Last week, Michael Hiltzik alerted us, How Justice Scalia Could Become the Savior of Public Employee Unions. So in the coming days and weeks, don’t be surprised if the liberal press gets all excited that Scalia was on the right side of a case for a change. This happens from time to time. Scalia sees himself as an iconoclast, and he likes to occasionally come down with a liberal opinion just to prove to himself that he isn’t just a partisan hack (even though he mostly is). But there is a long history on this one.
The case at hand is Harris v Quinn. It has to do with home healthcare workers who Illinois has decided are public employees, and so were represented by the Service Employees International Union (SEIU). Now the workers don’t have to join the union if they don’t want to, but they still have to pay what’s called an “agency fee” to cover the cost of the fact that the SEIU negotiates for them and gets them higher wages and benefits than they normally would. Well, supported by the anti-union (and wonderfully Orwellian named) National Right to Work Legal Defense Foundation (RWF), some home healthcare workers took the issue to court where it made its way to the Supreme Court in January.

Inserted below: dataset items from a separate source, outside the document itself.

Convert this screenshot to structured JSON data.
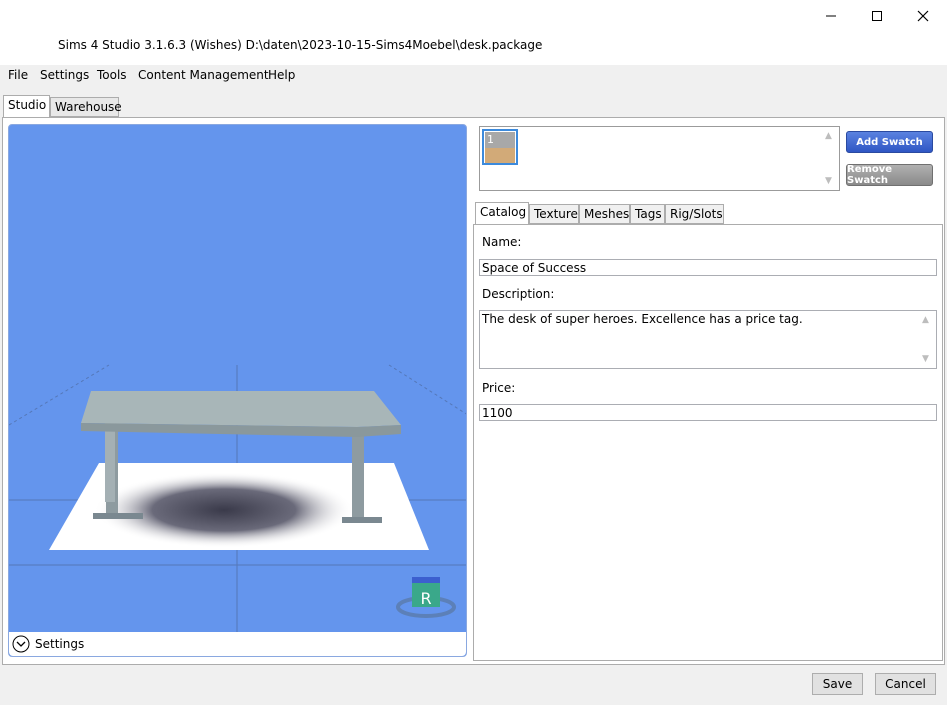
{
  "window": {
    "title": "Sims 4 Studio 3.1.6.3 (Wishes)  D:\\daten\\2023-10-15-Sims4Moebel\\desk.package",
    "minimize_glyph": "–",
    "maximize_glyph": "☐",
    "close_glyph": "✕"
  },
  "menu": [
    "File",
    "Settings",
    "Tools",
    "Content Management",
    "Help"
  ],
  "main_tabs": [
    {
      "label": "Studio",
      "active": true
    },
    {
      "label": "Warehouse",
      "active": false
    }
  ],
  "viewport": {
    "background": "#6495ed",
    "rotate_gizmo_letter": "R",
    "settings_label": "Settings",
    "settings_icon": "chevron-circle-down-icon"
  },
  "swatches": {
    "items": [
      {
        "number": "1",
        "top_color": "#b0b0b0",
        "bottom_color": "#d2aa78"
      }
    ],
    "add_label": "Add Swatch",
    "remove_label": "Remove Swatch"
  },
  "inner_tabs": [
    {
      "label": "Catalog",
      "active": true
    },
    {
      "label": "Texture",
      "active": false
    },
    {
      "label": "Meshes",
      "active": false
    },
    {
      "label": "Tags",
      "active": false
    },
    {
      "label": "Rig/Slots",
      "active": false
    }
  ],
  "catalog": {
    "name_label": "Name:",
    "name_value": "Space of Success",
    "description_label": "Description:",
    "description_value": "The desk of super heroes. Excellence has a price tag.",
    "price_label": "Price:",
    "price_value": "1100"
  },
  "footer": {
    "save_label": "Save",
    "cancel_label": "Cancel"
  }
}
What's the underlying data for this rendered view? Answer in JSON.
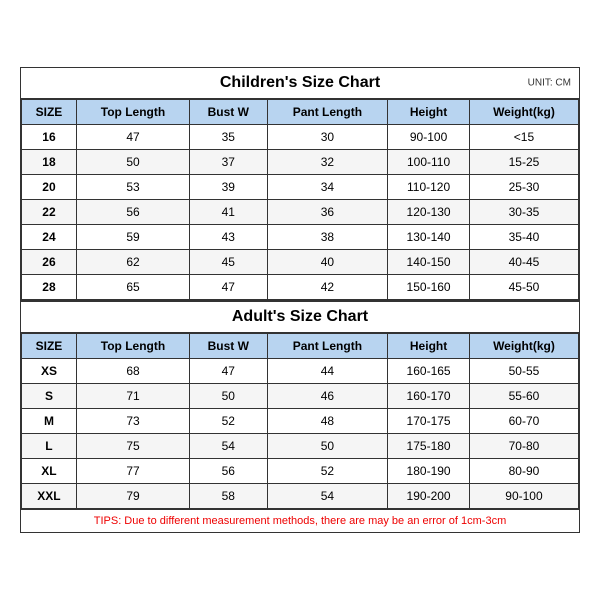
{
  "children_chart": {
    "title": "Children's Size Chart",
    "unit": "UNIT: CM",
    "headers": [
      "SIZE",
      "Top Length",
      "Bust W",
      "Pant Length",
      "Height",
      "Weight(kg)"
    ],
    "rows": [
      [
        "16",
        "47",
        "35",
        "30",
        "90-100",
        "<15"
      ],
      [
        "18",
        "50",
        "37",
        "32",
        "100-110",
        "15-25"
      ],
      [
        "20",
        "53",
        "39",
        "34",
        "110-120",
        "25-30"
      ],
      [
        "22",
        "56",
        "41",
        "36",
        "120-130",
        "30-35"
      ],
      [
        "24",
        "59",
        "43",
        "38",
        "130-140",
        "35-40"
      ],
      [
        "26",
        "62",
        "45",
        "40",
        "140-150",
        "40-45"
      ],
      [
        "28",
        "65",
        "47",
        "42",
        "150-160",
        "45-50"
      ]
    ]
  },
  "adult_chart": {
    "title": "Adult's Size Chart",
    "headers": [
      "SIZE",
      "Top Length",
      "Bust W",
      "Pant Length",
      "Height",
      "Weight(kg)"
    ],
    "rows": [
      [
        "XS",
        "68",
        "47",
        "44",
        "160-165",
        "50-55"
      ],
      [
        "S",
        "71",
        "50",
        "46",
        "160-170",
        "55-60"
      ],
      [
        "M",
        "73",
        "52",
        "48",
        "170-175",
        "60-70"
      ],
      [
        "L",
        "75",
        "54",
        "50",
        "175-180",
        "70-80"
      ],
      [
        "XL",
        "77",
        "56",
        "52",
        "180-190",
        "80-90"
      ],
      [
        "XXL",
        "79",
        "58",
        "54",
        "190-200",
        "90-100"
      ]
    ]
  },
  "tips": "TIPS: Due to different measurement methods, there are may be an error of 1cm-3cm"
}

The RWF is arguing that most of what the union does is politics, so forcing the workers to pay even the agency fee is violating their First Amendment rights. Jack Goldsmith at On Labor, wrote, Oral Argument in Harris v Quinn: Justice Scalia Siding with the Union? And it really does look like it. Scalia seems to think that it is nonsense to say that pay negotiations are a political matter. This all goes back to a 1977 case, Abood v Detroit Board of Education. In a unanimous decision:
The RWF attorney William L Messenger was arguing that the salaries of a public employee are a public concern, thus it is political, thus the law should be overturned. But Scalia countered, “It seems to me it’s always a matter of public concern, whether you’re going to raise the salaries of policemen, whether it’s an individual policeman asking for that or a combination of policemen or a union. It’s a always a matter of public concern, isn’t it?”
This caused Messenger to back himself into a corner. Scalia put forth a hypothetical situation: there’s a police officer who thinks he’s underpaid, so he goes to the chief and asks for a raise. He does it again and again and the chief is getting tired of it. So the chief tells his secretary, “Don’t let him in. I don’t want to talk to him. He’s wasting my time. There is no raise at this time!” Scalia then asked if that meant that the officer’s First Amendment rights were being violated. Messenger said no, of course not. So Scalia pressed. What if it was a pair of officers? Or a dozen? At what point does what they are doing move from being just about officers wanting a raise and it being a political matter?
Messenger did not really have a good answer. As Scalia noted, “But it’s the same grievance if the union had presented it. The grievance is the salaries for policemen are not high enough.” As a legal matter, that does seem to settle it, but you can never tell how Scalia is going to go on these things. He is the loosest of the loose cannons.
To me, this is just a matter of fairness. If the workers do not pay the agency fee, they are free riders. They are getting higher salaries at the expense of other workers. Of course, the whole point of the “right to work” industry is to destroy unions. If free riding is acceptable, eventually everyone becomes a free rider and there is no union. I do hope that Scalia votes to uphold the law. But even if he does, it is almost certain that at least three judges will vote to overturn. And that shows you just how radical the court has become since 1977, when it had that liberal firebrand William Rehnquist on it.